I realise you are not currently dedicated to this project, but you've built a great tool here, one which I use a lot an example. So I hope you stay around in some capacity.

I now the whole RethinkDB situation has been discouraging but just so you know there is an attempt to fork and revive it (https://spectrum.chat/rebirthdb) It seems to be moving along nicely, thelinuxlich has been leading it nicely and we are doing interesting things like rebuilding the admin in electron and separating it from the main repo along with some other important cleanup and plans down the road.

If this effort succeeds I would really love for https://github.com/grantcarthew/node-rethinkdb-job-queue to take a front stage as it is really useful and works great (great docs to 😄).

See you around buddy.

thelinuxlich commented 6 years ago

Also, since you probably dived deeply in changefeeds, you can help us format what needs to be done for 2.6, where part of the focus may be directed in providing changefeed reliability and performance.

grantcarthew commented 6 years ago

Change Feeds

It's great to hear that you are happy using rjq. I don't get much feedback apart from stars.

To answer your questions @sagivf, change feeds are core to how the distributed queue works. Polling is only carried out by the Queue Master. All other workers rely on the change feed. If the feed stops, they stop.

They have been implemented in a very simple way though. Rather than setup a heap of feeds, there is only one change feed applied to the whole table: https://github.com/grantcarthew/node-rethinkdb-job-queue/blob/master/src/queue-db.js#L28

This causes all the Queue objects to receive changes for any changes on the queue. The changes are then processed locally in the queue-change.js file. I have no doubt that there is a better way of doing this.

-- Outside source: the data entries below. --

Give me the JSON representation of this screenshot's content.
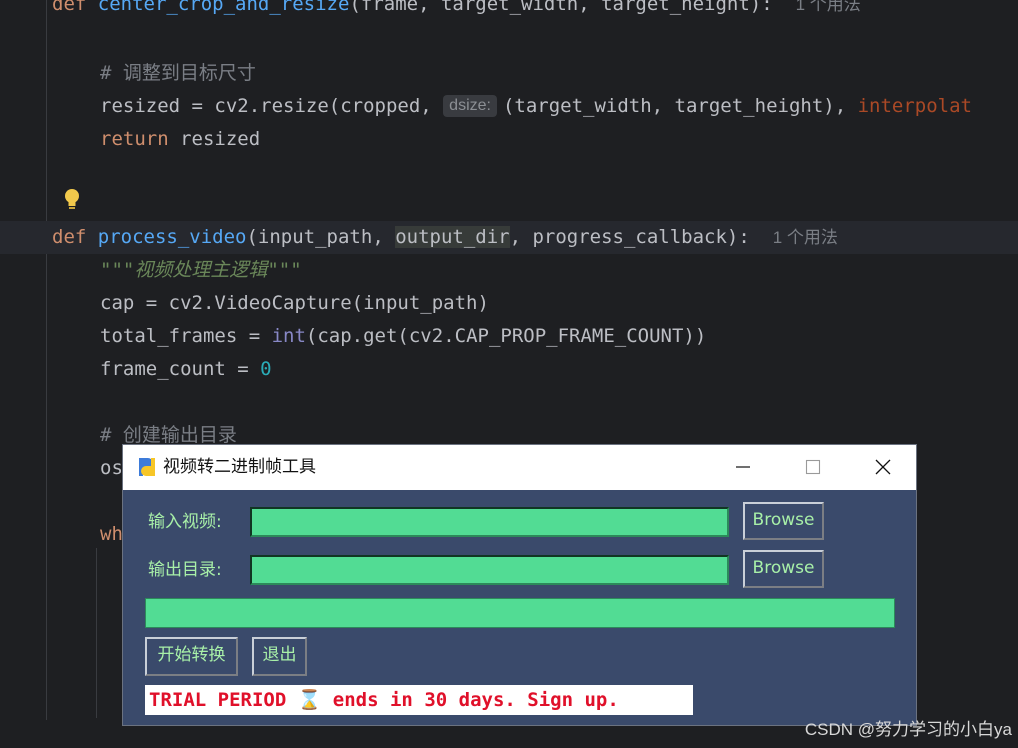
{
  "editor": {
    "line1": {
      "def": "def ",
      "fn": "center_crop_and_resize",
      "rest": "(frame, target_width, target_height):",
      "usage": "1 个用法"
    },
    "line3": {
      "comment": "# 调整到目标尺寸"
    },
    "line4": {
      "pre": "resized = cv2.resize(cropped, ",
      "hint": "dsize:",
      "mid": "(target_width, target_height), ",
      "param": "interpolat"
    },
    "line5": {
      "kw": "return",
      "rest": " resized"
    },
    "line7": {
      "def": "def ",
      "fn": "process_video",
      "a": "(input_path, ",
      "hl": "output_dir",
      "b": ", progress_callback):",
      "usage": "1 个用法"
    },
    "line8": {
      "doc": "\"\"\"视频处理主逻辑\"\"\""
    },
    "line9": {
      "text": "cap = cv2.VideoCapture(input_path)"
    },
    "line10": {
      "a": "total_frames = ",
      "bi": "int",
      "b": "(cap.get(cv2.CAP_PROP_FRAME_COUNT))"
    },
    "line11": {
      "a": "frame_count = ",
      "num": "0"
    },
    "line13": {
      "comment": "# 创建输出目录"
    },
    "line14": {
      "text": "os"
    },
    "line16": {
      "kw": "wh"
    }
  },
  "watermark": "CSDN @努力学习的小白ya",
  "window": {
    "title": "视频转二进制帧工具",
    "input_label": "输入视频:",
    "input_value": "",
    "output_label": "输出目录:",
    "output_value": "",
    "browse1": "Browse",
    "browse2": "Browse",
    "progress": 0,
    "start_button": "开始转换",
    "exit_button": "退出",
    "trial_text": "TRIAL PERIOD ⌛ ends in 30 days. Sign up."
  },
  "colors": {
    "editor_bg": "#1e1f22",
    "window_bg": "#3a4a6b",
    "entry_bg": "#52dc94",
    "label_fg": "#a8f0a8",
    "trial_fg": "#e0102a"
  }
}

With this in mind, you can see the benefit of switching to an automatically reconnecting feed project.

RethinkDB Project

Yes I had seen the communications by @thelinuxlich and am a little dissapointed the guys with RethinkDB collaborator permissions can't add an active user like @thelinuxlich in to help. I even tweeted as such asking for help: https://twitter.com/GrantCarthew/status/996555096426074112

I moved away from RethinkDB because of the ghost town that is the original repository. I tried out PostgreSQL for a while and have now moved to MongoDB. This really hurts as you can imagine. I spent six months building this Job Queue with the goal of using it extensively.

I can't really help out with the RethinkDB fork though @thelinuxlich. I would love to spend my time working on such projects but this is not my primary job. The time I spend on open source is my own time. Not surprisingly it doesn't generate any income to help with life. Sorry.

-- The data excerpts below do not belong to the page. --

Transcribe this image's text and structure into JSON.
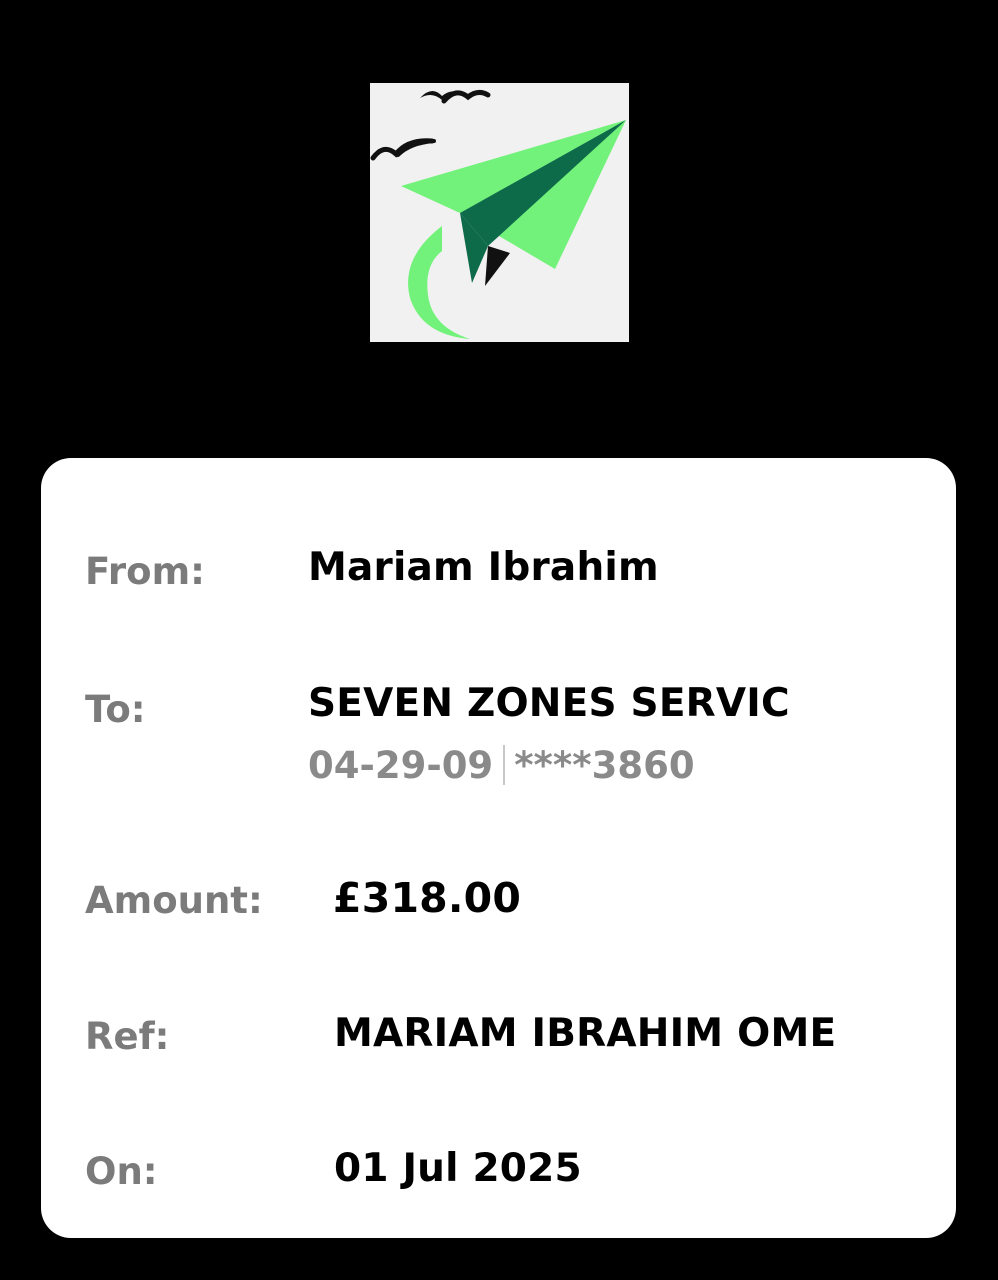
{
  "colors": {
    "background": "#000000",
    "card": "#ffffff",
    "label": "#7b7b7b",
    "value": "#000000",
    "account_detail": "#8a8a8a",
    "logo_light_green": "#72f27a",
    "logo_dark_green": "#0d6b4a"
  },
  "logo": {
    "icon": "paper-plane-with-birds-logo"
  },
  "transfer": {
    "from": {
      "label": "From:",
      "value": "Mariam Ibrahim"
    },
    "to": {
      "label": "To:",
      "value": "SEVEN ZONES SERVIC",
      "sort_code": "04-29-09",
      "account_number": "****3860"
    },
    "amount": {
      "label": "Amount:",
      "value": "£318.00"
    },
    "ref": {
      "label": "Ref:",
      "value": "MARIAM IBRAHIM OME"
    },
    "on": {
      "label": "On:",
      "value": "01 Jul 2025"
    }
  }
}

thelinuxlich commented 6 years ago

@grantcarthew no problem man, any time you can spend helping us test would be great, take your time ^^

sagivf commented 6 years ago

I think the project wasn't adopted much due to: a) timing - about the same time as the start up closed. b) not enough PR.

@thelinuxlich I think we can help on the PR side as Job processing (and Job scheduling) is something most stacks need very early on and it's great when it just fits into your existing DB stack.

thelinuxlich commented 6 years ago

Sure, let's fork and bring the project to the org

thelinuxlich commented 6 years ago

I think this can get better with the write hooks feature in 2.4

sagivf commented 6 years ago

@thelinuxlich you mean use the right hooks instead of changefeeds? @grantcarthew Would you like to move it into the org or would you prefer it under your account?

thelinuxlich commented 6 years ago

Yeah, use write hooks as state machine for jobs

grantcarthew commented 6 years ago

I can move it guys. What's the address?